I’ve spent most of the week up in Edinburgh, at the main international conference in my particular technical field. It was held in a huge conference centre near Haymarket station, and even the thousand or so delegates didn’t completely fill it. What was nice is that it’s clearly the “right” conference for me – not only do I personally know a good percentage of the Organising Committee and Programme Committee, but I kept having people coming up to me saying “Hi Gillian!” Or, more tentatively, “It’s Gillian, isn’t it?”. I managed to catch up with a load of contacts, and did some useful work in the coffee breaks, talking to some key people face to face. As usual with conferences, there was quite a mix of papers – some fascinating, some less so, and some that were completely incomprehensible. But overall, it has been a very worthwhile few days.

What I didn’t get so right was the location of my hotel in relation to the conference centre. By the time I booked, and given the tight budget that the company insists on, I ended up staying in a hotel the other side of the city centre. But fortunately, I found that there was a tram from directly outside the hotel to the Haymarket station, and then all the way on to the airport. It was a quick, frequent and extremely convenient service, and even had free wifi on board. From the city centre terminus to Haymarket, the trams shared the road with the general city traffic, sometimes in dedicated lanes and sometimes fighting for space with buses and cars. But from Haymarket all the way out to the airport, it ran on a dedicated light rail track, and the driver was therefore able to make remarkably good progress. I used it every day to get to and from the conference, and it seemed to be very well used, by a mixture of tourists heading to/from the airport and locals doing their daily commute.
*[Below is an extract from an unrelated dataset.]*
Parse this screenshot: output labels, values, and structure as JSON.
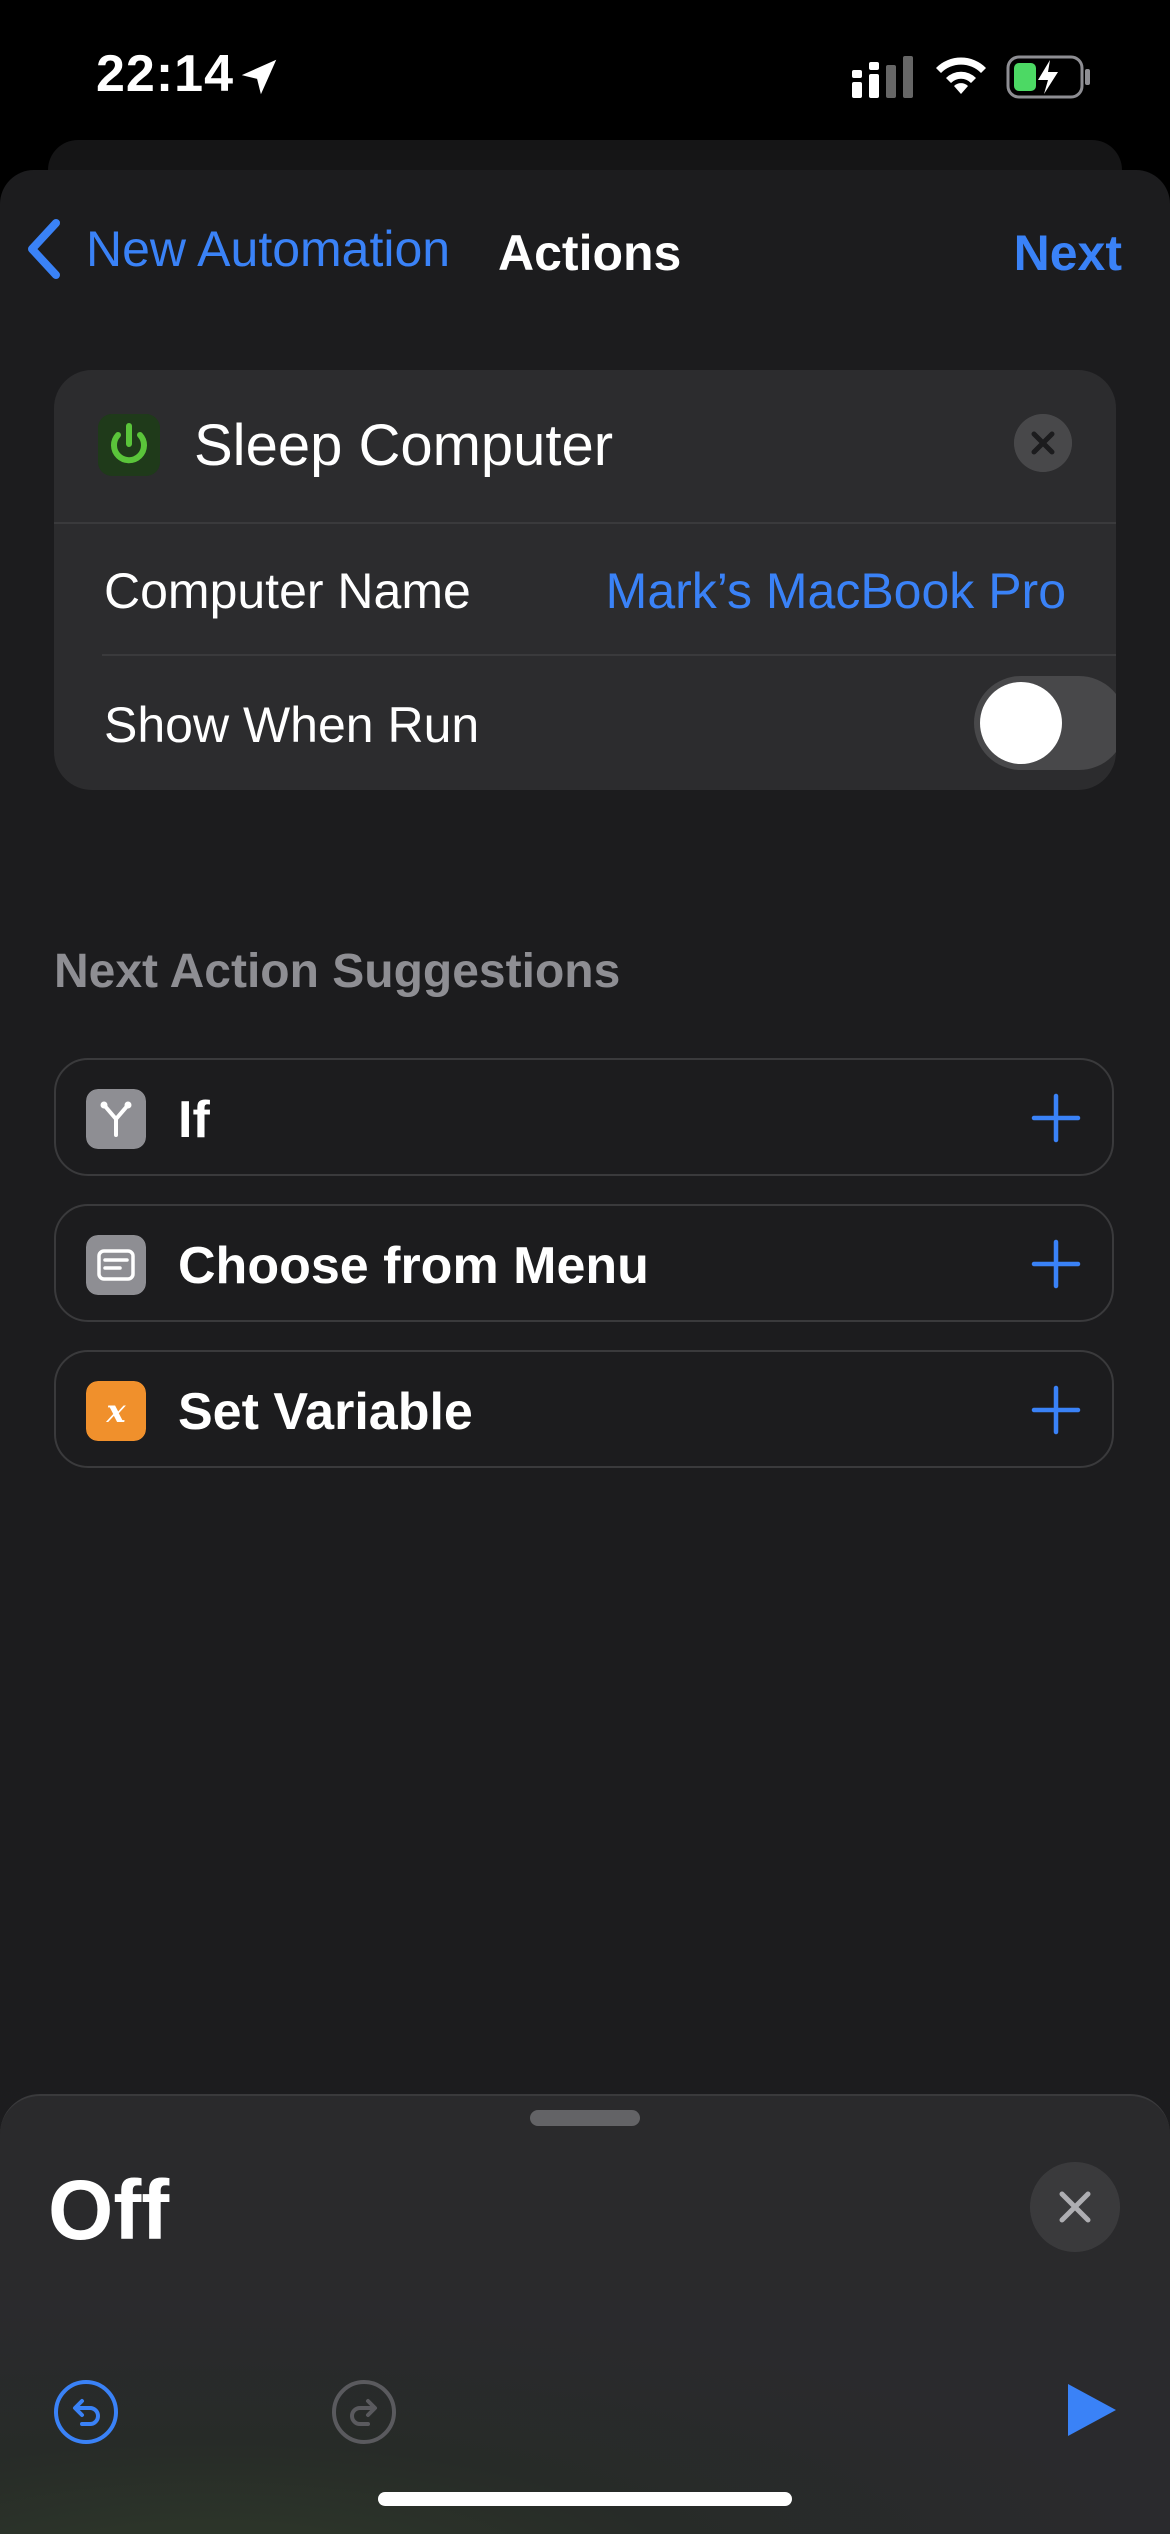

I was last in Edinburgh at least 15 years ago, maybe longer, and there were certainly no trams then. It seems very odd that so many British cities which used to have trams ripped up the rails in the name of progress, and are now replacing them (at eyewatering cost) also in the name of progress. Meanwhile, on the continent they seem to have kept them going all the way thorough, just modernising the vehicles as required. It appears that our city planners have perhaps been somewhat short-sighted……

{ 2 } Comments

  1. pauld | 7 October 2016 at 10:32 am | Permalink

    reminds me of conference in Edinburgh when some tourists asked me where is the castle. It was one of those moments you can be really smug and superior and make people feel stupid, I said “Up there, 200ft above you”, they where clearly navigating in 2D not 3D 🙂

  2. Gillian | 8 October 2016 at 2:23 pm | Permalink

    I get that in Malvern – people stop me to ask “where are the Malvern Hills?”. I tell them to look up!